Meeting the Challenges of Internet-based Clinical Trials

In the mid to late '80s, a tool called remote data entry was available which replaced double key data entry and paper case report forms (CRFs) at the clinical trial study site. When remote data entry (RDE) was used, the drug sponsor would provide a portable computer to the investigational site. The coordinator would collect study-related patient data, and then enter the data directly into the computer via the specially designed user interface of data entry screens. The electronic data would then be monitored.
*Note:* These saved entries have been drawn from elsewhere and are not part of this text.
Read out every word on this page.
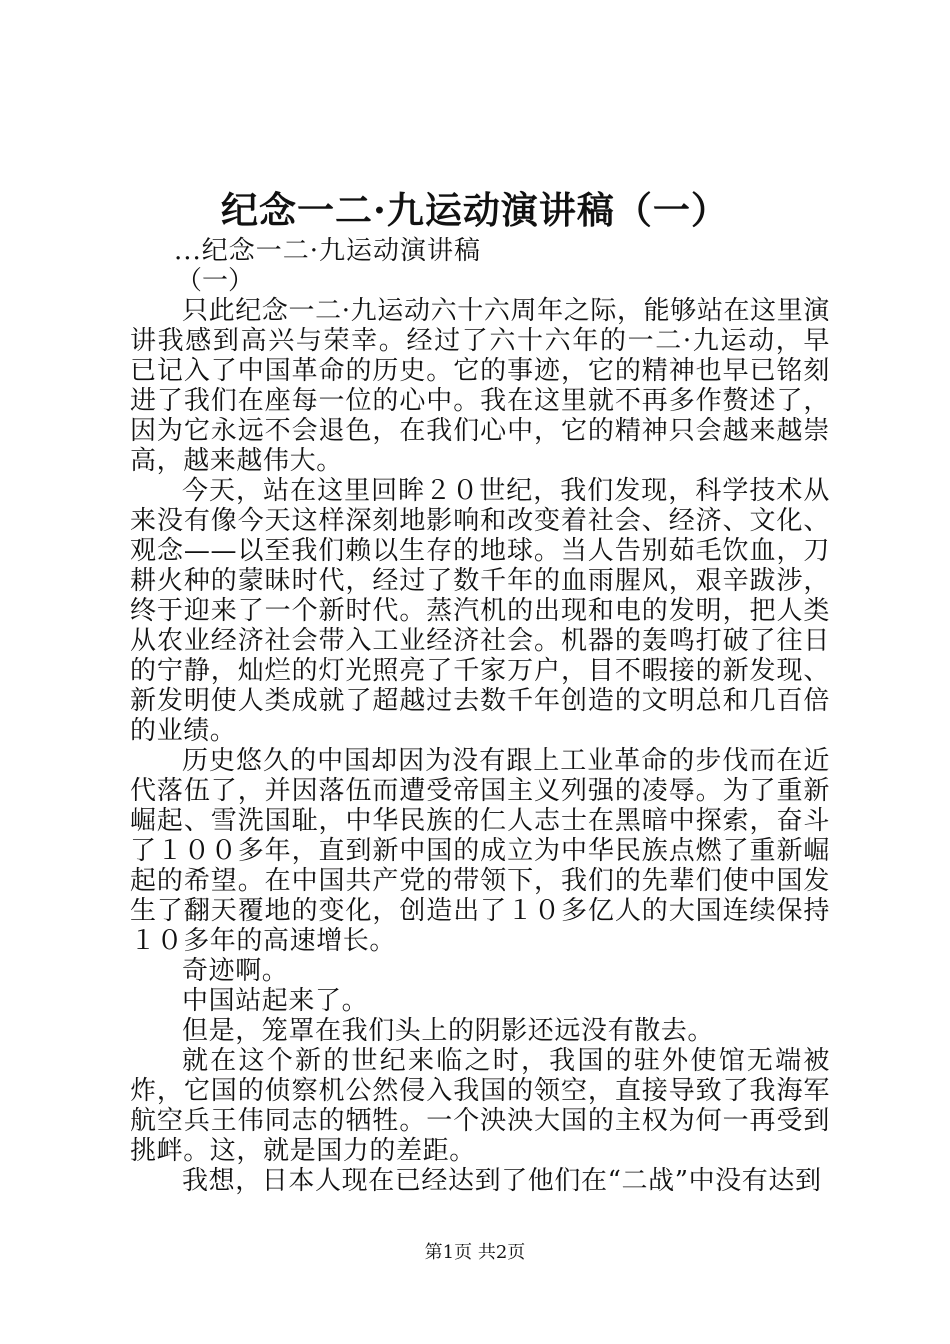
纪念一二·九运动演讲稿（一）

...纪念一二·九运动演讲稿

（一）

只此纪念一二·九运动六十六周年之际，能够站在这里演讲我感到高兴与荣幸。经过了六十六年的一二·九运动，早已记入了中国革命的历史。它的事迹，它的精神也早已铭刻进了我们在座每一位的心中。我在这里就不再多作赘述了，因为它永远不会退色，在我们心中，它的精神只会越来越崇高，越来越伟大。

今天，站在这里回眸２０世纪，我们发现，科学技术从来没有像今天这样深刻地影响和改变着社会、经济、文化、观念——以至我们赖以生存的地球。当人告别茹毛饮血，刀耕火种的蒙昧时代，经过了数千年的血雨腥风，艰辛跋涉，终于迎来了一个新时代。蒸汽机的出现和电的发明，把人类从农业经济社会带入工业经济社会。机器的轰鸣打破了往日的宁静，灿烂的灯光照亮了千家万户，目不暇接的新发现、新发明使人类成就了超越过去数千年创造的文明总和几百倍的业绩。

历史悠久的中国却因为没有跟上工业革命的步伐而在近代落伍了，并因落伍而遭受帝国主义列强的凌辱。为了重新崛起、雪洗国耻，中华民族的仁人志士在黑暗中探索，奋斗了１００多年，直到新中国的成立为中华民族点燃了重新崛起的希望。在中国共产党的带领下，我们的先辈们使中国发生了翻天覆地的变化，创造出了１０多亿人的大国连续保持１０多年的高速增长。

奇迹啊。

中国站起来了。

但是，笼罩在我们头上的阴影还远没有散去。

就在这个新的世纪来临之时，我国的驻外使馆无端被炸，它国的侦察机公然侵入我国的领空，直接导致了我海军航空兵王伟同志的牺牲。一个泱泱大国的主权为何一再受到挑衅。这，就是国力的差距。

我想，日本人现在已经达到了他们在“二战”中没有达到

第1页 共2页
After data cleanup, a floppy disk with the site's data would be sent to the sponsor via an overnight courier service. These tasks would occur periodically during the course of the clinical trial.

More recently, Internet-based clinical trials (a prime aspect of electronic data capture called IBCTs for simplicity) have been introduced. However, there are major challenges for companies who choose to implement IBCTs. Some clinical research professionals question the advantages of moving away from "tried-and-true" tools such as paper CRFs. These individuals point out that such tools have worked well over time, and "if it ain't broke, don't fix it." In addition, clinical research study sites may be hesitant to embrace IBCTs as they may have to shift resources and retrain staff.

The reality is that paper-based systems do not work very well and are not efficient. Paper-based systems, by definition, generate enormous amounts of paper, involve redundant and inefficient processes, and introduce the potential for major delays from the time of data capture to the time the data can be reviewed and analyzed.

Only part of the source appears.